Enhancing Windows 2000/XP stability
Responding to my post about abandoning Windows and returning to the Macintosh, Ed Bilodeau wrote:
I’m always interested in hearing stories from people who have made the switch, if only because I still see a Mac somewhere in my future. Jonathon covers all the major reasons I can think of, although the points relating to Windows XP’s instability are, IMHO, off the mark.
I suspect that “off the mark” combined with “IMHO” is how well-mannered people say: “You don’t know what you’re talking about!”
Maybe I was dreaming when, late on Christmas day, I came home from my mother’s house and turned on the Windows XP computer to check my email—only to find myself running at 800x600 resolution. (It was 1152x864 when I shut down the computer that morning). Windows, apparently, had forgotten my NVIDEA GeForce FX 5600 video card and reverted to the generic video settings. I shrugged my shoulders, reinstalled the video driver, rebooted the computer, and everything looked normal again.
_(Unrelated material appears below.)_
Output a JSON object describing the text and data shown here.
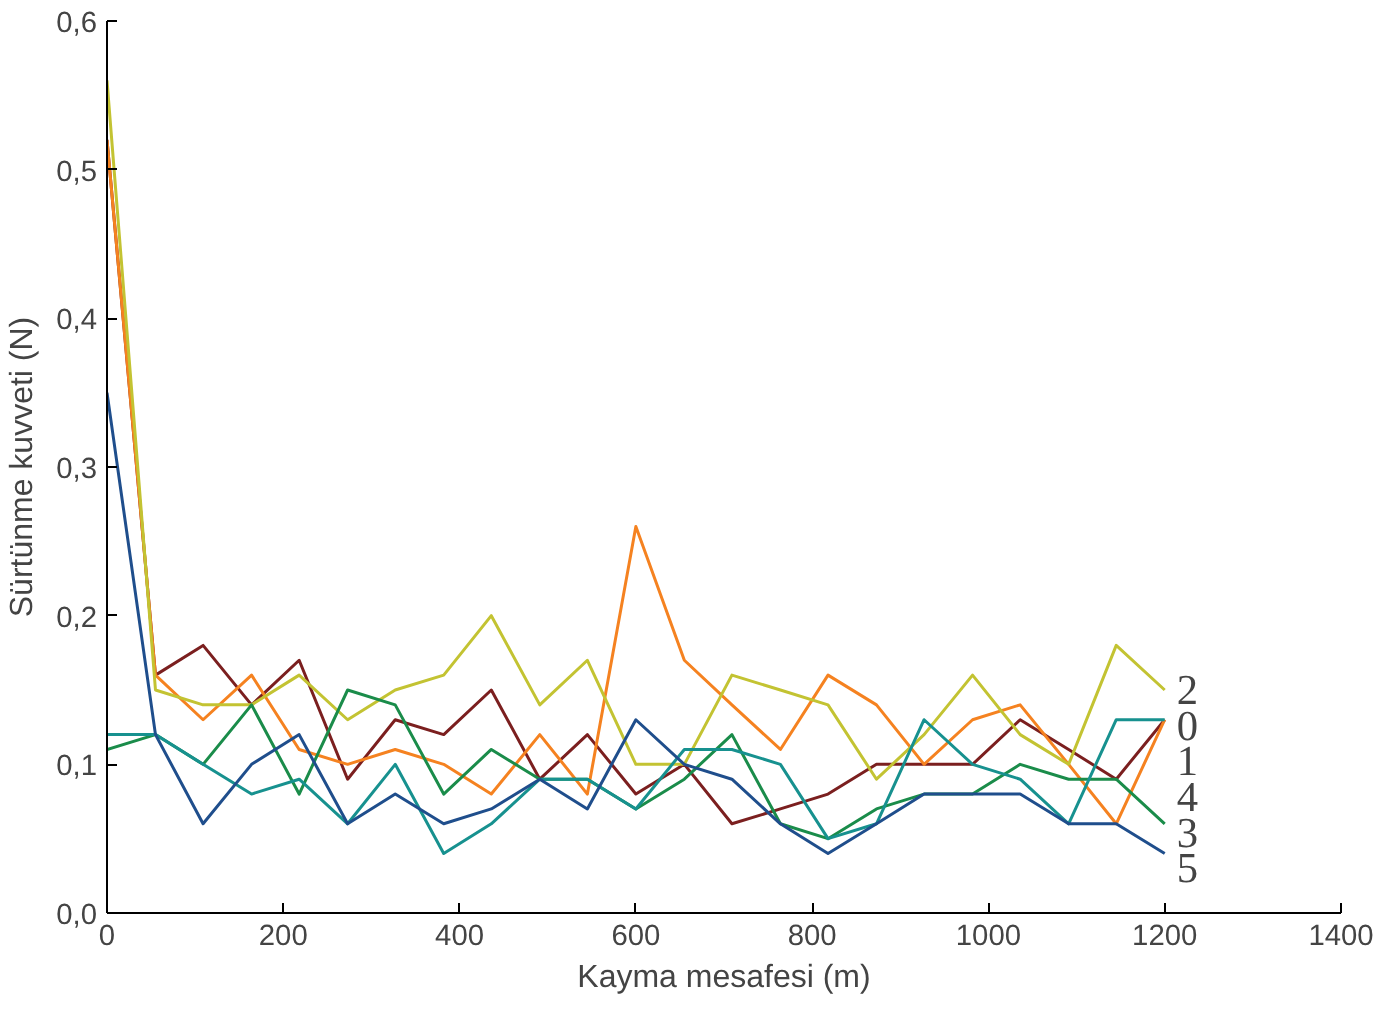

The following morning I turned on the same computer but, instead of the login screen, encountered the following error message:
Windows could not start because the following file is missing or corrupt:
\WINDOWS\SYSTEM32\CONFIG\SYSTEMYou can attempt to repair this file by starting Windows Setup using the original Setup CD-ROM.
Select ‘r’ at the first screen to start repair.
I pressed ‘r” and, in the Recovery Console, used ‘help’ to list the available commands and—because it seemed like a good idea at the time (I wouldn’t want to give the impression I knew what I was doing)—ran the ‘fixboot’ command (although it might have been a better idea to have done a Windows XP Repair Install). The machine booted properly and I copied the few files that had changed since the previous night’s backup to my second internal hard drive.
When I tried to run Norton SystemWorks, the following error message appeared:
The InstallShield Engine (iKernel.exe) could not be launched. The RPC Server is unavailable.
As I’d suspected, my Windows XP installation had gone from annoying through unbearable to unusable in a 24 hour period. It was Ghost time:
- I booted from a Ghost recovery floppy and restored the image of the fresh Windows XP install I did in April.
- I installed the Windows XP Service Pack 2, updated ZoneAlarm and Norton SystemWorks, then made and verified new Ghost images on the auxiliary hard drive and on DVD.
- Where necessary I updated the other applications to the latest versions and created (and verified) another set of Ghost images.
Why am I explaining all this? Because, if you’re stuck with Windows, Ghost vastly reduces the pain of reinstalling the OS and all your applications and utilities.
Over coffee this morning, I asked my friend Karl whether he thinks Windows XP is as stable as Ed Bilodeau implied. “Not at all,” he replied, “but you can make it run reliably.”
“How?” I asked him, although I thought I already knew the answer.
“Restore from a Ghost image regularly,” he said.
“How regularly?”
“I do it about once a month. It only takes a few minutes because I keep all my documents on a separate partition.”
I knew he’d say “restore from a Ghost image” because I turned him on to Ghost and Partition Magic. But I didn’t expect him to do it every month. Perhaps that’s the key to making Windows 2000/XP run reliably: reinstall the OS every month. It certainly eliminates the Windows half-life problem. Karl’s Windows XP machine never gets the chance to become annoying—let alone unbearable or unusable.
Perhaps my problems stem from having a custom-built PC, albeit one constructed from high-quality components. As Ed correctly pointed out:
…since there are many, many, many more Windows users then there are Mac users, and Windows is running on all-sorts-of-only-god-knows-what machines, yeah, I would expect there to be more Windows people overall who have run into big problems. The Mac systems, built on a stack that is, for the most part, closed and proprietary, don’t have that problem.
Then again, perhaps not, since my Dell PC running Windows 2000 wasn’t particularly stable. The most reliable machines I’ve had so far have been notebooks:
a Toshiba Tecra 500T running Windows 95 then 98; and
an IBM ThinkPad 600E running Windows 2000.
Maybe that’s how you enhance Windows 2000/XP stability—it might even be a viable alternative to the Ghost method—run Windows on what is (effectively) a closed system: a notebook computer.
I’m counting the days until (hopefully) I won’t have to think about this nearly as much.